The most complex Cold War legacy installation in Kryukov’s opinion is Andreyeva Bay.

andreyeva Rostaom Public council Andreyeva Bay (Photo: Rosatom Public Council)

“The complexity lies in the fact that the facility will have to be rehabilitated after the spent nuclear fuel and radioactive waste are removed,” said Kryukov. “And taking it out requires the creation of an infrastructure, which, in turn, is possible after improving radiation conditions at the site.”

Since 2001, 7,000 cubic meters of solid radioactive waste have been gathered at the site, and some 19,000 square meters of space have been built to assure its nuclear, radiological, and environmental safety.

“In the current year, we plan to complete the infrastructure for handling spent nuclear fuel and begin preparations for its shipment in accordance with approved regulations,” said Anatoly Grigoriev, head of Rosatom’s department for coordinating international projects. “I think this infrastructure will significantly speed up the removal [of the spent nuclear fuel].”

Andreyeva Bay is home to some 22,000 spent nuclear fuel assemblies from the Russian nuclear submarine fleet, and currently, workers are close to completing the spent fuel waste handling infrastructure, which will facilitate the fuel’s transfer to the Mayak Chemical Combine near Chelyabinsk in the Southern Urals for reprocessing.

“By 2021, Andreyeva Bay could be a non-nuclear zone,” said Kryukov.

In a side interview with Bellona at the event, Grigoriev spoke of the problems of getting Andreyeva Bay’s facilities off the ground.

“For example, we were counting on using existing equipment to facilitate the safety of work,” he said. “Alarm systems to alert us to spontaneous chain reactions – there is such equipment, but it’s become outmoded, and the producer that made it won’t extend its guaranteed work time, even though there seems to be no reason not to extend it.”
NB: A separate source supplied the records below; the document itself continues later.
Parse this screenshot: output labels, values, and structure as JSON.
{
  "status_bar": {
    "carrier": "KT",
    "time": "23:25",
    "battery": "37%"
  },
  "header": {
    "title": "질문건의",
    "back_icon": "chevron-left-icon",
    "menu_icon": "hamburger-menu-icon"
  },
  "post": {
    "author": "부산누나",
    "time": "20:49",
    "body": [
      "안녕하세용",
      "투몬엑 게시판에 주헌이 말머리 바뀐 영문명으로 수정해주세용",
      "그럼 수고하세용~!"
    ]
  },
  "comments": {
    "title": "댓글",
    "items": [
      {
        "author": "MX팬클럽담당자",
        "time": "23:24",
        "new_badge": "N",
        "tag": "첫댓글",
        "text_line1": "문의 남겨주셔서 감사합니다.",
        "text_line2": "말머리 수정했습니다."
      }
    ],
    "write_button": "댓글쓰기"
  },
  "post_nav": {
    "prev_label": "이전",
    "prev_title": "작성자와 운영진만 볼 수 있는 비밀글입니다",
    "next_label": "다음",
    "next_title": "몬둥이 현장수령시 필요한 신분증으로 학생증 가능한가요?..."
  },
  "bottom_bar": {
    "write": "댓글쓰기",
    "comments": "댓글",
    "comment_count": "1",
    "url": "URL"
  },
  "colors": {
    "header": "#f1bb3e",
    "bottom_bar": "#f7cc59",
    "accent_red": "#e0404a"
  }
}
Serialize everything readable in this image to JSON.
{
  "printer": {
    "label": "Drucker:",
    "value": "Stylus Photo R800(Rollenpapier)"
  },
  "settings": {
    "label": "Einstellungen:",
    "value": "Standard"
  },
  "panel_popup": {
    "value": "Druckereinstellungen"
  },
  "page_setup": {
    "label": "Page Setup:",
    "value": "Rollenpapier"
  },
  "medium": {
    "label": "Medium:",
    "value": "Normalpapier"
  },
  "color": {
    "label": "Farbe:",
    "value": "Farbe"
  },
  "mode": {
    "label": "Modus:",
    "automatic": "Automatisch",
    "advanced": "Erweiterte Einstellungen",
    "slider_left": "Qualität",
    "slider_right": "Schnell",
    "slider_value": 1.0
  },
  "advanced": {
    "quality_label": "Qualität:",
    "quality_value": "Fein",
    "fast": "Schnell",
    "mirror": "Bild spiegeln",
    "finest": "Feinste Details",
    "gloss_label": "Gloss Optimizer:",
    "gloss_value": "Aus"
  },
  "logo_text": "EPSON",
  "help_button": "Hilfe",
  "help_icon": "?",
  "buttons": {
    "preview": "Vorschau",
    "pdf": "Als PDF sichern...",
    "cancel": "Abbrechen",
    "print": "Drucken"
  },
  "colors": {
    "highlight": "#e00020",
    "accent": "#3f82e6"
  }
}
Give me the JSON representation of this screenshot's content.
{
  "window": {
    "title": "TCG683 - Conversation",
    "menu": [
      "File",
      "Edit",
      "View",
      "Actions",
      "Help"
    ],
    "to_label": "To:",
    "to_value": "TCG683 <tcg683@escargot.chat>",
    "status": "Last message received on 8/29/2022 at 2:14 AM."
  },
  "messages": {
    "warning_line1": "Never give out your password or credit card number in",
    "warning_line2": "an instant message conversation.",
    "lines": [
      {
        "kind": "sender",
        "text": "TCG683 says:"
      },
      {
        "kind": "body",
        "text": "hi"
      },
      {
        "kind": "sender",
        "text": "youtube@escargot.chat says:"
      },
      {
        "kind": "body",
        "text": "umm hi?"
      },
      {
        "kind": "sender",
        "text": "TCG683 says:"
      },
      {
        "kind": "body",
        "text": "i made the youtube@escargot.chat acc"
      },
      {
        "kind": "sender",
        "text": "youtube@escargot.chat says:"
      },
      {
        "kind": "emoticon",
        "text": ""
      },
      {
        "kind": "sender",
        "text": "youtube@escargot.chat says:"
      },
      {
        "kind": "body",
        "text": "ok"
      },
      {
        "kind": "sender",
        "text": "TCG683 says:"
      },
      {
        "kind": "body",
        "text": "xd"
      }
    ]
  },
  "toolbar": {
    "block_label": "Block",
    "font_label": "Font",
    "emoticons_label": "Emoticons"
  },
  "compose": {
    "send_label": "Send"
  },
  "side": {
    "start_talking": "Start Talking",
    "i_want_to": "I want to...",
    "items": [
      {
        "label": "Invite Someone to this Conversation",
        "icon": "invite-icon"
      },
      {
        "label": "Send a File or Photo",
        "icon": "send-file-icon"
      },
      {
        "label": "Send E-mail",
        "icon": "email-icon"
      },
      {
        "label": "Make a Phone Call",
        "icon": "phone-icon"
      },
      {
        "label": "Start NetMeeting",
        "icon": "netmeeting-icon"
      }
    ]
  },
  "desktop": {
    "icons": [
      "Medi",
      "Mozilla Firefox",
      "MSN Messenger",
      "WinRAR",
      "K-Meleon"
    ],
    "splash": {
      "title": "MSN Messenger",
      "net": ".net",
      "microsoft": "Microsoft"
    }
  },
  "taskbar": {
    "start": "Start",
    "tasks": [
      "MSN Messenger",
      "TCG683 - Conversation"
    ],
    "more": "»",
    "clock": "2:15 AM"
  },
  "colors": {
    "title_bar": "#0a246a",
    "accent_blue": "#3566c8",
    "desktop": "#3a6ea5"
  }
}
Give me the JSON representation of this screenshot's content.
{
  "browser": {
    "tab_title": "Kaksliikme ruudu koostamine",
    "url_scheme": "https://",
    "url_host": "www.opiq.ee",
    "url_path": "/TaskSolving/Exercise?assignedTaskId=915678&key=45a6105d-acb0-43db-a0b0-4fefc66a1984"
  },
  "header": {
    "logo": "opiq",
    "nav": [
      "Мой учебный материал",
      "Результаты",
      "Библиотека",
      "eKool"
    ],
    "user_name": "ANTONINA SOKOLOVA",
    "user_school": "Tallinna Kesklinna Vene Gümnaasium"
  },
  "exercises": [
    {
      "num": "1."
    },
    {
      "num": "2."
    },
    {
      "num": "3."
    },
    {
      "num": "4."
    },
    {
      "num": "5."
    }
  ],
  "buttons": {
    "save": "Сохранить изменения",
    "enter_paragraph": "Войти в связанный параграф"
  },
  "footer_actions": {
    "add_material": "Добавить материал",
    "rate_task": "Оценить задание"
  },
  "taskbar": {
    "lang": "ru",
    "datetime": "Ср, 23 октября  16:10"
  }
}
He added that the European Bank of Reconstruction and Development – through which international donations to Russian nuclear remediation projects have flowed – might earmark funds for producing new alarm equipment, which would cost about 950,000 rubles ($14,000) for one data channel. The system needs three, Grigoriev said, and manufacturing this could take as many as seven months.

“We are still trying to reach an agreement with [the alarm’s producer] about prolonging its expiration date,” Grigoriev said.

Other temporary problems holding things up, said Grigoriev, is the lack of diesel backup generators to keep power going during unexpected outages. These were promised by the Italians, he said.

“So there are problems, but we will solve them,” he told Bellona.